Immediately before the election there was one final rebellion against scold culture. In a now infamous episode, the state of New York decided to murder a pet squirrel and raccoon—Peanut and Fred—on the grounds that they were illegally kept wildlife. This resonated with the public to an enormous extent, and seems to have even pushed some people over the edge for Trump. However, some scolds went as far as to defend this, and demanded to know how people could want the government to enforce immigration laws but not think they should enforce laws against squirrel ownership. This, of course, only makes sense if you see the law as abstract and don’t consider the human impact. There is no hypocrisy in supporting the enforcement of laws relating to public safety and not supporting laws which arbitrarily oppress the public over nonsense. Someone complained and the state felt the need to enforce a particularly ridiculous example through literal “fun police.”
This is only a small sample of what we have gone through with scold culture, and there will still be struggles, but it is obvious this era is ending. In all likelihood the words “gay” and “retard” will make full comebacks as acceptable insults in 2025, in just one of many impacts of the reaction against political correctness. This means that, hopefully, in most homes and in our society at large, this holiday season won’t be a struggle session about indigenous rights, white supremacy, the environment, or anything else.

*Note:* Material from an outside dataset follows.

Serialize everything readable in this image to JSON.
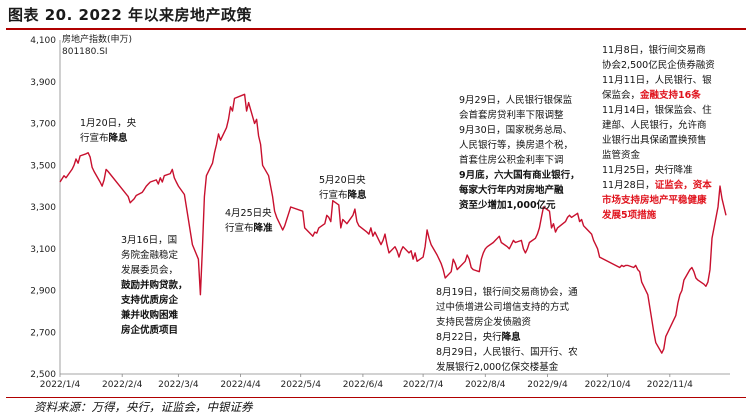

Hopefully the “how to talk to your ____ about ____ at Thanksgiving” genre of terrible op-eds is nearly dead. As a society, we should no longer give credence to anyone calling these holidays “problematic.”
To everything there is a season, and in America, it is time to enjoy our lives again. Have a Happy Thanksgiving and Merry Christmas, enjoy the meals, enjoy the football (no need to fret about concussions!), and get drunk and argue with your relatives about politics, because that is what the holidays are all about. The time of walking on eggshells is over. It seems that, by losing, Kamala Harris and Tim Walz did actually bring “joy” back to America.